Fears thousands of motorists are unwittingly driving around uninsured have been raised by the police force who this month launched a #SteerClearOfFraud campaign to help educate drivers on ghost broking scams.

Detectives have received over 850 reports of fake car insurance in the past three years, with victims losing an estimated £631,000.

What is a ghost broker?

Criminals who sell fake insurance policies to unsuspecting drivers are known as ghost brokers; they carry out the fraudulent act in one of three ways:

  1. Forging insurance documents
  2. Falsifying a driver’s details to lower insurance costs
  3. Take out a genuine insurance policy then quickly cancelling and claiming the refund as well as the victim’s money.

The UK’s Insurance Fraud Bureau (IFB) warns the policies aren’t worth the paper they’re written on if a driver ever needs to make a claim.

The City of London Police’s latest report shows men aged 20 to 29 are most likely to be targeted in these scams with many of the ghost brokers reaching out through social media channels such as Facebook and Instagram.

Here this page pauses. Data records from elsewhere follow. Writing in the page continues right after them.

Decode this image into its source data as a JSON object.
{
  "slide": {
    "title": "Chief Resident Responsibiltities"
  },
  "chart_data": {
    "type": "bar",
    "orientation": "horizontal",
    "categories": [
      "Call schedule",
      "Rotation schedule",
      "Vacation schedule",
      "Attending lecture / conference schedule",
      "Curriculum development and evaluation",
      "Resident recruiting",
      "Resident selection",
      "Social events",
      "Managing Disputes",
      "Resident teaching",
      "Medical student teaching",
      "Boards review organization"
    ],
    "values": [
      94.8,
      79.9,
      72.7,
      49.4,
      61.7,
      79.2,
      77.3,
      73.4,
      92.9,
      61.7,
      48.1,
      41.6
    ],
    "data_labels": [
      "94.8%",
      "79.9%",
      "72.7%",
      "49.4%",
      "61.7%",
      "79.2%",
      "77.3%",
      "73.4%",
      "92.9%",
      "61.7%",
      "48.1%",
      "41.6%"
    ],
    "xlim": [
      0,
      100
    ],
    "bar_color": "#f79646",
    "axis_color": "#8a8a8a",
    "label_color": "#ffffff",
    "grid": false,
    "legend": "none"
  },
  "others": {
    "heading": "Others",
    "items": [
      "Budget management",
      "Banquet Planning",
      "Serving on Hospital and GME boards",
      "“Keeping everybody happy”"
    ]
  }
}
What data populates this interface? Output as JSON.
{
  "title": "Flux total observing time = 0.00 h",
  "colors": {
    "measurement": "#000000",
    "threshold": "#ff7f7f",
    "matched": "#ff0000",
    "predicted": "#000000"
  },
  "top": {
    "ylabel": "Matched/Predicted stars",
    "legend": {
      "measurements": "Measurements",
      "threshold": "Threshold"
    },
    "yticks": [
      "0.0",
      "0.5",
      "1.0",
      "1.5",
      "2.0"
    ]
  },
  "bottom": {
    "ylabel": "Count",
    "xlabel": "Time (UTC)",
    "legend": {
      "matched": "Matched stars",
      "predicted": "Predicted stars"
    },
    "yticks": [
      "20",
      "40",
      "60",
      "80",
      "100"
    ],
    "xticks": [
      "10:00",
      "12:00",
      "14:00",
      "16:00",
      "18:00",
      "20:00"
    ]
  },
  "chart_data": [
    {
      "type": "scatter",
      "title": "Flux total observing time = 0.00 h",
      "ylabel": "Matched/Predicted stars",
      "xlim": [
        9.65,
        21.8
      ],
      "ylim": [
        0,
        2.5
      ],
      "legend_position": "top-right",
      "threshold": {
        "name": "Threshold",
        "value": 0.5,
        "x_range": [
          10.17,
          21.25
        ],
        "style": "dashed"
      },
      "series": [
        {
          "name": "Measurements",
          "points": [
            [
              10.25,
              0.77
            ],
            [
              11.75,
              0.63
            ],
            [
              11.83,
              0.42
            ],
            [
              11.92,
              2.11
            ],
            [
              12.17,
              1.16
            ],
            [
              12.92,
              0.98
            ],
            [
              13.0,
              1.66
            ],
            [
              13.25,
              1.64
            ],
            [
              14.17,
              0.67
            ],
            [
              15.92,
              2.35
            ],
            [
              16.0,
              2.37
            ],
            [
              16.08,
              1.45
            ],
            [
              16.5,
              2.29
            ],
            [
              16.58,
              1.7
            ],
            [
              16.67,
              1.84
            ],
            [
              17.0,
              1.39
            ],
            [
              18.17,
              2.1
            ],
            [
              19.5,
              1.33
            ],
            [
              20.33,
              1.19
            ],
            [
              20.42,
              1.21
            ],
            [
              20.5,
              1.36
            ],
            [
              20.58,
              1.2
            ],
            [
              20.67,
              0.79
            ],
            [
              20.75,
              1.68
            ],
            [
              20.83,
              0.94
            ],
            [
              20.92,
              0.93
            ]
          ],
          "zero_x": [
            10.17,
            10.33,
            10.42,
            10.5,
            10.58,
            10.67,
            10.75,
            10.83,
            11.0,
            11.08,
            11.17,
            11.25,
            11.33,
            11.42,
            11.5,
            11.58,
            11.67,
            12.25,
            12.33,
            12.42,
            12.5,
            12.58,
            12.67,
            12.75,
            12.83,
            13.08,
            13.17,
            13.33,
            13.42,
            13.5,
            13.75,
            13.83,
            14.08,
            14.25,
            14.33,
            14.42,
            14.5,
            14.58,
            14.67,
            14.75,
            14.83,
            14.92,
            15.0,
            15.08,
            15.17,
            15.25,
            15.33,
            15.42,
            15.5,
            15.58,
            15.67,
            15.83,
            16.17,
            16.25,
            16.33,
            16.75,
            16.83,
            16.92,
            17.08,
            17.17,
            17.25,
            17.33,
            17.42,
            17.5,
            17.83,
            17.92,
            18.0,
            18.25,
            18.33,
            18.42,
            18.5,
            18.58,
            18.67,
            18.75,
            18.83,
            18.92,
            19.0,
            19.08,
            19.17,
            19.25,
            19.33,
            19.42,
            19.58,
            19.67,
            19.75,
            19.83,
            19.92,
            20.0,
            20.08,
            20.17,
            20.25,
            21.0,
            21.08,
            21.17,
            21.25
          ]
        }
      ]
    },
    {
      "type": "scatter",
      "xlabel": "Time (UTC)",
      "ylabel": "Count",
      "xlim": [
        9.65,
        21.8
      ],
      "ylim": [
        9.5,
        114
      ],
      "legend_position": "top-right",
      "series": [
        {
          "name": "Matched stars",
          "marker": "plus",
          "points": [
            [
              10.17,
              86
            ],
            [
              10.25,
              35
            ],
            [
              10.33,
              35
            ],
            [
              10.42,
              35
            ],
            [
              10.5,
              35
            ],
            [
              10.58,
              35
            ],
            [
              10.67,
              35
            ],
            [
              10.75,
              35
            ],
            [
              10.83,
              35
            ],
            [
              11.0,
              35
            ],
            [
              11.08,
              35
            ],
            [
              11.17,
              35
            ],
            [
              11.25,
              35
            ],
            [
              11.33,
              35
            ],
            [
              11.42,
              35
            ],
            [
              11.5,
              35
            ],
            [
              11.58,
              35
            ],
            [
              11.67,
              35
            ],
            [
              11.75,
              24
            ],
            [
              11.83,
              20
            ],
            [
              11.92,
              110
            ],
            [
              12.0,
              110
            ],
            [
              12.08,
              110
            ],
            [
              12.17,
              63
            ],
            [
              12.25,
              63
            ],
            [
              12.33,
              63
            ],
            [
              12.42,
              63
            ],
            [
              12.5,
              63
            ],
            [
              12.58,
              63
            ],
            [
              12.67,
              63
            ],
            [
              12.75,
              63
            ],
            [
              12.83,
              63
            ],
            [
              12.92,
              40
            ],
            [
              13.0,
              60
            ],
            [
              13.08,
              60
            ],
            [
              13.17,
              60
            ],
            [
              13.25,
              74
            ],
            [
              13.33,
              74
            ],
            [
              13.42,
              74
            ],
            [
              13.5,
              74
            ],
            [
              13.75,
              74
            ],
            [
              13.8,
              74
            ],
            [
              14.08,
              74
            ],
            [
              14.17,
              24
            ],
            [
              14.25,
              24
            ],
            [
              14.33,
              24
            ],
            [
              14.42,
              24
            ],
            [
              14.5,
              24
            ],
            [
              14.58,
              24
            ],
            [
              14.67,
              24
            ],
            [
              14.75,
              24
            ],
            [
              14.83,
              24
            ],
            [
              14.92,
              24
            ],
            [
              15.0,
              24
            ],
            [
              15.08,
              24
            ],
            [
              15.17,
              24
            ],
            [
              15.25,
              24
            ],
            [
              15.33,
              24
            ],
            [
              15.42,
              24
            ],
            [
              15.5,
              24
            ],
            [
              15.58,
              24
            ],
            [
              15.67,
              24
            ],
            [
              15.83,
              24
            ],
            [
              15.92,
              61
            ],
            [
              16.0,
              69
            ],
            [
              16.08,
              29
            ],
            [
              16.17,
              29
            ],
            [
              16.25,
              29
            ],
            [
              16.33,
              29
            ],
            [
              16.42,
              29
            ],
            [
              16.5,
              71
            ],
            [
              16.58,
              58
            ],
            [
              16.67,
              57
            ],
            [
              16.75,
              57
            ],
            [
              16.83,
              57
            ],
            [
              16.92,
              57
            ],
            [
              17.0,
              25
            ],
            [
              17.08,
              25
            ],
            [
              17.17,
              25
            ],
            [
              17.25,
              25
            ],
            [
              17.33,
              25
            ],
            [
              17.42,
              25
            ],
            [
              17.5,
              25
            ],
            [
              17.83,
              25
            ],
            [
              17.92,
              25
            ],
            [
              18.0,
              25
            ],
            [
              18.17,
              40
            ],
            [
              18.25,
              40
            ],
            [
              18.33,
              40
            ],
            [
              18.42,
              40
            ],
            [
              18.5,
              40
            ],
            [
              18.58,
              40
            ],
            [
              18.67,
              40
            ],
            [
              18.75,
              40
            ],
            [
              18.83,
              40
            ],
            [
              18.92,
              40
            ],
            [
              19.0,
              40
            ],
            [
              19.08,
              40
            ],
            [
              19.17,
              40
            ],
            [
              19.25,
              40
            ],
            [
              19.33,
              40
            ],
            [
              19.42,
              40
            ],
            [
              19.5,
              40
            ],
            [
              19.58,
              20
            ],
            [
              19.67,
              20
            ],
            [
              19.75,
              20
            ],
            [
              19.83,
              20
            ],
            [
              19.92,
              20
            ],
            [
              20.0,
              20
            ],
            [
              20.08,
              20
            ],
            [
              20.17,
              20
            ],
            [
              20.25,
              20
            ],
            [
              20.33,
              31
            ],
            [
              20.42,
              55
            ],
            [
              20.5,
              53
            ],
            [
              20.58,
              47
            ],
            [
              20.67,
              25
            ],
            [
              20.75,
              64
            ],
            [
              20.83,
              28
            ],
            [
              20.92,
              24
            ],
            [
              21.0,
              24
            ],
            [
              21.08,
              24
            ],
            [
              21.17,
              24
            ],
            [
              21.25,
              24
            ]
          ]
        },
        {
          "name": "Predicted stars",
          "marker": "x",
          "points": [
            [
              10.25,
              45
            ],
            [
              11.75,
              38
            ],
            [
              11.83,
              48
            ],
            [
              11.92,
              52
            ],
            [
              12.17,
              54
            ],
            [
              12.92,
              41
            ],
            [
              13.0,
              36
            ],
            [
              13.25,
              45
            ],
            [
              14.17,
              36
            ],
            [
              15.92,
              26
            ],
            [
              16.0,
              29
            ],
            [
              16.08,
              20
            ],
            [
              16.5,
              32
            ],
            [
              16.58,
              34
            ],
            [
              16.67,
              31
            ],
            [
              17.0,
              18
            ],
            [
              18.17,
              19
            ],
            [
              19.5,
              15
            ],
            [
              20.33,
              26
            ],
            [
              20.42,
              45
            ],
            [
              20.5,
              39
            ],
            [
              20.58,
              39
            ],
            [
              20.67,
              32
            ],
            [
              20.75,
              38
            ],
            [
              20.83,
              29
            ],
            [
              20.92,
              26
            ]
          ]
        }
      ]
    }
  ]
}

The conmen also run newspaper and magazine adverts, cold call customers and will get friends, family members or work colleagues to introduce them to people.

The #SteerClearOfFraud campaign aims to teach drivers to be wary of heavily discounted prices on the internet or cheap prices they’re offered directly for car insurance.

How to avoid a ghost broker

There are a few things you can do to avoid falling foul of a ghost broker. 

  • Buy insurance directly from an insurance company’s website. If you want to use a broker, visit the British Insurance Brokers' Association website and check the  broker is FCA registered
  • Check the insurance provider is a member of  Motor Insurers' Bureau (MIB)
  • Be cautious of brokers trying to sell insurance through social media, newsagents and bars
  • Trust your instinct – if an offer looks too good to be true, it probably is
  • Be wary of insurance brokers who only use a mobile phone or email to contact you
  • If you suspect a ghost broker is trying to contact you, call the fraud bureau on 0800 422 0421.